What is BIM?

Building Information Modeling — or BIM as it is more commonly known — is a series of powerful tools used in the architectural industry to combine digital design with the information needed to complete a project, such as cost, siting, and materials. It allows both designers and their clients to visualize a design in Schematic Design long before it is built and fosters collaboration among architects, consultants, and builders.

Since taking the leap from 2D to 3D, our studio has leveraged this new technology to provide beautiful architecture in an increasingly complex building environment.

“It is a joyful experience to imagine our buildings fully-formed before they are built. It is also one of our most serious responsibilities,” explains principal Tim Barber. “As building science grows, new materials are developed, new technologies are explored, and our climate changes, keeping everything in mind is a challenge. We recognized that challenge several years ago and made the decision to use BIM software and hire an expert to develop it.”

One essential way BIM helps us to meet this challenge is its ability to simulate a project site and the surrounding environment at the onset of the design process. This allows our team to understand a project’s location and plan a response to many given forces, including the way shadows cast across the property and how site boundaries implemented by the city might constrain the buildable area and lot use. Establishing this critical information early on helps us meet project timelines and provides both us and our clients with an understanding of their building in their settings as it develops in design.


What is BIM?

Sun studies are crucial to designing a comfortable home for our clients. This animation shows the sun’s daily trajectory across the site and how it illuminates different parts of the home at different times of day. This helps us locate key features of the site based on their intended functions and time of use. In this example, we knew that our clients wanted to enjoy their evenings gathered on a patio around an outdoor fireplace, so we located their patio and fireplace precisely where the sun will glow late in the evening. (And since they’ll likely be gathered around/facing the fireplace, the sun won’t be in their eyes.) Designed by project manager Korey Kromm and drawn by design associate Mengying Bai. Sun study animation by Bill Zahurak, 2018.


A 3D model helps our clients understand their home long before it is built. Before BIM, we typically produced hand-drawn renderings at clients’ requests to help guide them through critical design decisions. These presentation renderings took many hours to complete. With these new tools, our imaging is faster and more advanced, allowing us to create rough-yet-realistic images throughout every design phase.


What is BIM?

Most of our clients aren’t architects or designers and don’t visualize designs in the same way we do. Enscape is an extremely useful tool that helps us quickly create photorealistic images of a completed project. By providing comparison animations such as this to our clients during the design process, our clients understand how their home will really look, and will often feel more confident in their design decisions. Project drawn by job captain Jim Coyle. Enscape animation by Bill Zahurak, 2018.

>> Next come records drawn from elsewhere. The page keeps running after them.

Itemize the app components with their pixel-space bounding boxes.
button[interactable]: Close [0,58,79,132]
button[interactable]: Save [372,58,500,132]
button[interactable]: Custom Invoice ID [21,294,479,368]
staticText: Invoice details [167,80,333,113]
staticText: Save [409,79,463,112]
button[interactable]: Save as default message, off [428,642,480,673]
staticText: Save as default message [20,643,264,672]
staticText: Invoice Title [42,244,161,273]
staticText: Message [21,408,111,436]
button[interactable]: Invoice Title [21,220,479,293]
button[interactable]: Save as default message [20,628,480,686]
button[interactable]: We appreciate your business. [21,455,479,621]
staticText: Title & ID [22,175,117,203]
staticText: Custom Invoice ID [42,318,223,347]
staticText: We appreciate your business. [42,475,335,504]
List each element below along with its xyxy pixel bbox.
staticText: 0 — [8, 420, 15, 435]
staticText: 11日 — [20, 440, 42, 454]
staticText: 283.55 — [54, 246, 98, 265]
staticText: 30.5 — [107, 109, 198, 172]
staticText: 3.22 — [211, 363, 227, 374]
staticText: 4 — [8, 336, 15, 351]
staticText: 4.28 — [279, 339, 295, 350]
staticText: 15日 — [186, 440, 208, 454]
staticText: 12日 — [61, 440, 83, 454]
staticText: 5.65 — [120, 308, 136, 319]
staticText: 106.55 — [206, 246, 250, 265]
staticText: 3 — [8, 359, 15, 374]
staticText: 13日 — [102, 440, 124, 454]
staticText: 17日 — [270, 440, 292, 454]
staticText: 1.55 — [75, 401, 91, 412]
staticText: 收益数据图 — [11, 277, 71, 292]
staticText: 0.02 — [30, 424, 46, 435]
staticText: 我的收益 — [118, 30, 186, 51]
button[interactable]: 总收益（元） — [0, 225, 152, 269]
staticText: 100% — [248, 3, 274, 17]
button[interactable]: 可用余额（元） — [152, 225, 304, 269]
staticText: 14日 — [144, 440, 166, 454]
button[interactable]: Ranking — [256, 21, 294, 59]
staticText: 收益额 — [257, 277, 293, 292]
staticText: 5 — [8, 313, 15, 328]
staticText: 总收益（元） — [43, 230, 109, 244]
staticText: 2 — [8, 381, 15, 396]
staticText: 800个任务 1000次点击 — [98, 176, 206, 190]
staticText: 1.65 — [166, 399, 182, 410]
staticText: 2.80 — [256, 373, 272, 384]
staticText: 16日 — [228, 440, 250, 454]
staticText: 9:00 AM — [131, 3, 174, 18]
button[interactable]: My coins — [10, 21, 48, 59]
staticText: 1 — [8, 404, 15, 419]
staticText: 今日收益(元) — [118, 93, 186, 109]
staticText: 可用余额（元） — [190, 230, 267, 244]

The most advantageous feature of using BIM is more than just 3D imagery. It helps our team be more comprehensive and efficient in our work than previously possible. Sharing a central model of information directly with our consultants and builders helps us create a more transparent and collaborative working process. Now when we bring on contractors and consultants who also use BIM, we can seamlessly integrate their models into our own. This enables us to significantly reduce the probability of errors, condense coordination time across all trades, and spend more time working with our clients to design homes they’ll love.


What is BIM?

A BIM coordination model showing how the many people involved in a project can contribute to its design. Designed by Bill Zahurak, 2019.


What’s next for BIM in our studio?

Looking forward with this powerful new array of tools, we are constantly thinking of ways to improve our architecture for our clients. One capability we hope to have soon will be integrating our client’s needs and requirements directly into the 3D information model. By linking our model with clients’ lifestyle information, we can ensure that our architecture accurately reflects the decisions of the homeowners.

Sustainability has also always been very important to us, and some of the analytical tools that are becoming available are making it easier to understand passive systems such as daylighting, heat gain and reflectance, and positioning our buildings for the best use of wind and other natural climate factors.


What is BIM?

Using a program called Vasari, we are able to understand and visualize wind patterns on a site and its buildings at any time in the year. Project illustration by Bill Zahurak, 2014.

What is BIM?

A Solar Illuminance Study showing how much direct sunlight a space receives. Project designed by project manager Korey Kromm and drawn by design associate Mengying Bai. Solar illuminance study created by Bill Zahurak, 2019.


Since acquiring these tools we have already begun to enhance both the beauty and clarity of our drawings and documents. One thing we look forward to in the near future is providing real-time walk-throughs of our homes and sharing virtual reality models with our clients that can be viewed remotely at any time.

All of these tools increase efficiency and our visual understanding, and are just the tip of the iceberg for BIM. We’re excited to show you what comes next.